Llama la atención encontrar en una
película iraní un ritmo como el que tenemos aquí. Directa al grano
y sin apenas adorno, sabe mantener el interés con un nivel de
conflicto creciente, perfectamente entendible desde la cultura
occidental.
Funciona a dos niveles. Por un lado,
una interesante historia sobre una denuncia que se va complicando con
mentiras y ambigüedad. Por otro lado, de fondo, y con una influencia
directa sobre la trama, la situación social de Irán, con sus
limitaciones religiosas, su machismo, sus costumbres, sus leyes. Pero
sin buscar el impacto desde lo exagerado, muy al contrario, se
mantiene dentro de una observación comedida de algunos de los
problemas cotidianos de este país.
Aunque si este estudio de la sociedad
iraní resulta gratificante por su moderación alejada del panfleto,
es el primer punto, el de la historia de mentiras, el que realmente
hace de esta una película realmente estimable. Poco a poco vamos
descubriendo engaños de los personajes, que no se nos habían
mostrado, pero que ya iban generando más desconfianza.
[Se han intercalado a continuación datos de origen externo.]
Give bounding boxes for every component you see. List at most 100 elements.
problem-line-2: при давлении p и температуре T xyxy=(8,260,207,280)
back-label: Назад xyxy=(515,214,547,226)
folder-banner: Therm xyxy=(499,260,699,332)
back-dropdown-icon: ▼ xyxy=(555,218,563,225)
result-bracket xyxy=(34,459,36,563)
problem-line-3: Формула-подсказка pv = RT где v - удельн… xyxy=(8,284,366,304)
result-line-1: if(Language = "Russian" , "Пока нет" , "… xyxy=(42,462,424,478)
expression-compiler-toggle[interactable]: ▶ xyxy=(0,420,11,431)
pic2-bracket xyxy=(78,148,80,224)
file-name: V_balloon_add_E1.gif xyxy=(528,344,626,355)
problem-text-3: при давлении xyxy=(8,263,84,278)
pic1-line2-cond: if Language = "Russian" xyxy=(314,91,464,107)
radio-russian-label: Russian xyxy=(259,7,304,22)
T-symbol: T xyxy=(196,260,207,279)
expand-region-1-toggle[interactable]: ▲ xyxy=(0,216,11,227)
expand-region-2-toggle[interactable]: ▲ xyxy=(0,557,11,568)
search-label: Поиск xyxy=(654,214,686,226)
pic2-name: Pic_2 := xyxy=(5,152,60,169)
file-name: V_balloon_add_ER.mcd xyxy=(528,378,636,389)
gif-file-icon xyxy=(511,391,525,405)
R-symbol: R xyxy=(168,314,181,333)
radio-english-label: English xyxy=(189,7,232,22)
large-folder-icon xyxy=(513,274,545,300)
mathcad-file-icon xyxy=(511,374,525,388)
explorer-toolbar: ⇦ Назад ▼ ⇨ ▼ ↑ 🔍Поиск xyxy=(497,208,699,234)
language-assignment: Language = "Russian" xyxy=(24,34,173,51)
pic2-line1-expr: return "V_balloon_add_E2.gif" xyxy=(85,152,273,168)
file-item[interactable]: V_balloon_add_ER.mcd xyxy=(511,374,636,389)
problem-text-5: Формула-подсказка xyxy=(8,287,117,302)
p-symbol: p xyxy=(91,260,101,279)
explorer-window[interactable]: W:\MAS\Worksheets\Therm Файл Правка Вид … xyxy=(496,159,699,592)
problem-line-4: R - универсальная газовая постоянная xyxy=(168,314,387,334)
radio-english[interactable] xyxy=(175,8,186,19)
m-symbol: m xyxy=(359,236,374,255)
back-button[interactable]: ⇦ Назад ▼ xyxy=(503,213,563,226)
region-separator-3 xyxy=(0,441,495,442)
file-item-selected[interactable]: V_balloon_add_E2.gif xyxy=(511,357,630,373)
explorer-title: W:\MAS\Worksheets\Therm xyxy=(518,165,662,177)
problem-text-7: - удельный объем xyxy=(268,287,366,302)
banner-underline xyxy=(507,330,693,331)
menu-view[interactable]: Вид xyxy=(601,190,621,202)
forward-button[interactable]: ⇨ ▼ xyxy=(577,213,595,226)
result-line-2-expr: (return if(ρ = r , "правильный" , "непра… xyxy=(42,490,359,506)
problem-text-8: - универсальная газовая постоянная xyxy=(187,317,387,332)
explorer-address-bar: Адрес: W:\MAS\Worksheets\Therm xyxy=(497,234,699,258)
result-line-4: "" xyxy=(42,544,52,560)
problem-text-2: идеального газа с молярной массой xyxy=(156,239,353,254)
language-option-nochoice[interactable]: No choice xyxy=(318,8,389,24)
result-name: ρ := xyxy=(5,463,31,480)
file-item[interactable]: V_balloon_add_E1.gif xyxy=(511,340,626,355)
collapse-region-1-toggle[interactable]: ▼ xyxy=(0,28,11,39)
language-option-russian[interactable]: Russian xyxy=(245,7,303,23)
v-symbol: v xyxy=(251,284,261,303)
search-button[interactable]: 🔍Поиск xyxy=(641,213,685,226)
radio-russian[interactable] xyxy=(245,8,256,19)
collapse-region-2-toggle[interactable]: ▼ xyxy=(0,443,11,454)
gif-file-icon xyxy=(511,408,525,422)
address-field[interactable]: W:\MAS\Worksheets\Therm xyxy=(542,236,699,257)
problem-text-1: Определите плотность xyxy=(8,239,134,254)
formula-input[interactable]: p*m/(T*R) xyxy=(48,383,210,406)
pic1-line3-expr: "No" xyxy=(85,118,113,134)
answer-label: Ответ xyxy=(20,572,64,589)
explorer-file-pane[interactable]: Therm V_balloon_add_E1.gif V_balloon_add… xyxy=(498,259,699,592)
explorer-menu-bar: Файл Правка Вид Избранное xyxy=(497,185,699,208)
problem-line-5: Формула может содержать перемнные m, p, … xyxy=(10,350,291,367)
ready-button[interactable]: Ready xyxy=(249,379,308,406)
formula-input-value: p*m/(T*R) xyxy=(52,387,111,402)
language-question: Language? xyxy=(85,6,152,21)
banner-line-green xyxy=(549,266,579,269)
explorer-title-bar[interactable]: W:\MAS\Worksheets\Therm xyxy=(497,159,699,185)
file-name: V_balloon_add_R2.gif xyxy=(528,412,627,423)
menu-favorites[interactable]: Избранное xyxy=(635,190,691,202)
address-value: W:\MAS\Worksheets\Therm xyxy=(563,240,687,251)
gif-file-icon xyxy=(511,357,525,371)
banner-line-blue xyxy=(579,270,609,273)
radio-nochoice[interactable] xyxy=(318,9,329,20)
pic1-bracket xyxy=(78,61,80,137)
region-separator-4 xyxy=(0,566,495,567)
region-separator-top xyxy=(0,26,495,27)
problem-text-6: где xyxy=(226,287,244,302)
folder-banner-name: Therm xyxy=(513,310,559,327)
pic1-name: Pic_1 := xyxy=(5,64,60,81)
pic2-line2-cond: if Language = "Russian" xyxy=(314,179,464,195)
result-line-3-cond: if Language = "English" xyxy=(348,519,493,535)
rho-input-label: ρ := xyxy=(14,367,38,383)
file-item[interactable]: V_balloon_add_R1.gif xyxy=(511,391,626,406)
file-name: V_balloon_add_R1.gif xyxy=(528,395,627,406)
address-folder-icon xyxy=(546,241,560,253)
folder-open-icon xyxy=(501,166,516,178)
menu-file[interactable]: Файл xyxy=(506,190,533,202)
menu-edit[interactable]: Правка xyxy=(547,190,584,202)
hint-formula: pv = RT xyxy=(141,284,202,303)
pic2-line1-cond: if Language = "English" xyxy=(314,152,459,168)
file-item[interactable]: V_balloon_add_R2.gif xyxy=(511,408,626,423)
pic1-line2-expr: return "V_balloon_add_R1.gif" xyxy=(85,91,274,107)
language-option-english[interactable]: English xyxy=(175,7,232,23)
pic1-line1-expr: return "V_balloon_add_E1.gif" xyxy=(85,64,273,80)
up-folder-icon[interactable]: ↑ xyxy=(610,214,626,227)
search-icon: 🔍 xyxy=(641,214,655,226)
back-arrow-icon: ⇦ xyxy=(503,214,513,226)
Detrás de estas mentiras no hay una maldad evidente, no son actos
terriblemente censurables, al contrario, siempre se mueven dentro de
una actitud muy comprensible, lo que crea una gran identificación
con el personaje y hacen más duro asumir estas mentiras que casi las
sentimos como propias. Algo cercano a La clase de Laurent
Cantet. Camina así entre los límites de la ética y los dilemas
morales de unos personajes de verdad.
Una película que sabe poner el foco
sobre lo verdaderamente importante, que comienza despachando muy
rápido el juicio en un plano fijo y termina sin mostrar la decisión
de la hija. Moderación, crítica social en segundo plano, ritmo,
personajes ambiguos y conflicto interior. ¿Qué más se puede pedir?